La verità è che gli Stati Uniti non possono permettersi un vuoto di mercato così vasto. Negare i chip a Pechino significherebbe incentivare lo sviluppo di alternative locali, un autogol che la Silicon Valley conosce bene. Nvidia ha già provato a disegnare chip “made for China” come l’H20, versioni castrate delle proprie architetture, ma finora gli ordini non sono arrivati.
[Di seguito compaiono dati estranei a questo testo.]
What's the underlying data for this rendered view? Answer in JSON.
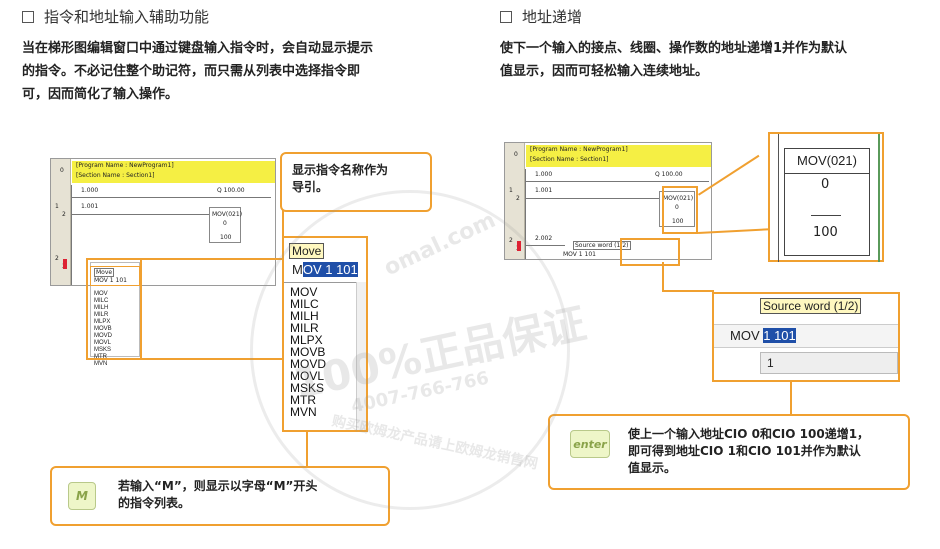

Forse perché i clienti cinesi non vogliono comprare hardware che puzza di compromesso politico. Huang lo sa e lo dice con candore spiazzante: “Qualsiasi cosa serva per ottenere l’approvazione, va bene per noi”. Non è sottomissione, è calcolo puro. Se la torta vale 50 miliardi, non ti interessa se la fetta è più piccola, ti interessa restare seduto al tavolo.
Chi vede in questa apertura a Pechino un segno di debolezza ignora la dinamica reale. La corsa all’intelligenza artificiale non è una gara di 100 metri, è una maratona con ostacoli regolati da normative, licenze e guerre commerciali. Un chip ridotto oggi potrebbe sembrare un compromesso, ma permette a Nvidia di consolidare la propria piattaforma come standard globale. Huang lo ha detto chiaramente: far costruire al mondo l’AI sullo stack tecnologico americano significa vincere la corsa, indipendentemente dal numero di core disabilitati su un singolo prodotto. In altre parole, è meglio che Pechino usi una versione dimezzata di un chip americano piuttosto che sviluppi un rivale autosufficiente.
Il gioco è sottile. Washington deve bilanciare sicurezza nazionale e dominio industriale. Da un lato teme che ogni watt di potenza di calcolo concesso alla Cina possa tradursi in missili più intelligenti, sistemi di sorveglianza più efficienti, guerre ibride più efficaci. Dall’altro lato, impedire la vendita equivale a tagliare fuori le aziende americane da un mercato che finanzia ricerca e innovazione. È il paradosso del capitalismo armato: proteggere il know-how significa rischiare di perdere la leadership economica, con l’effetto boomerang di rafforzare chi si voleva frenare.
C’è un punto ironico in tutto questo. Mentre si discute se un chip con il 50 per cento in meno di capacità possa minacciare la sicurezza americana, nessuno sembra notare che la vera battaglia non è sul silicio, ma sugli ecosistemi software. L’hardware è solo un mezzo. La supremazia si costruisce con le librerie, i framework, i modelli e le piattaforme che orchestrano quell’hardware. Se la Cina resta legata allo stack Nvidia, allora l’America controlla la grammatica dell’AI, non solo l’alfabeto.
Huang, con il suo sorriso da visionario che gioca a scacchi mentre gli altri litigano su pedine e cavalli, lo sa benissimo. Lascia che la politica si illuda di gestire il gioco con licenze e restrizioni. Nel frattempo, Nvidia continua a scrivere il codice genetico dell’intelligenza artificiale globale. In fondo, quando un CEO dichiara che è disposto a tutto pur di mantenere l’accesso a un mercato da 50 miliardi, non sta solo parlando di fatturato. Sta parlando di sopravvivenza strategica in un’epoca in cui chi possiede l’AI non possiede soltanto i dati, ma definisce il futuro stesso dell’economia mondiale.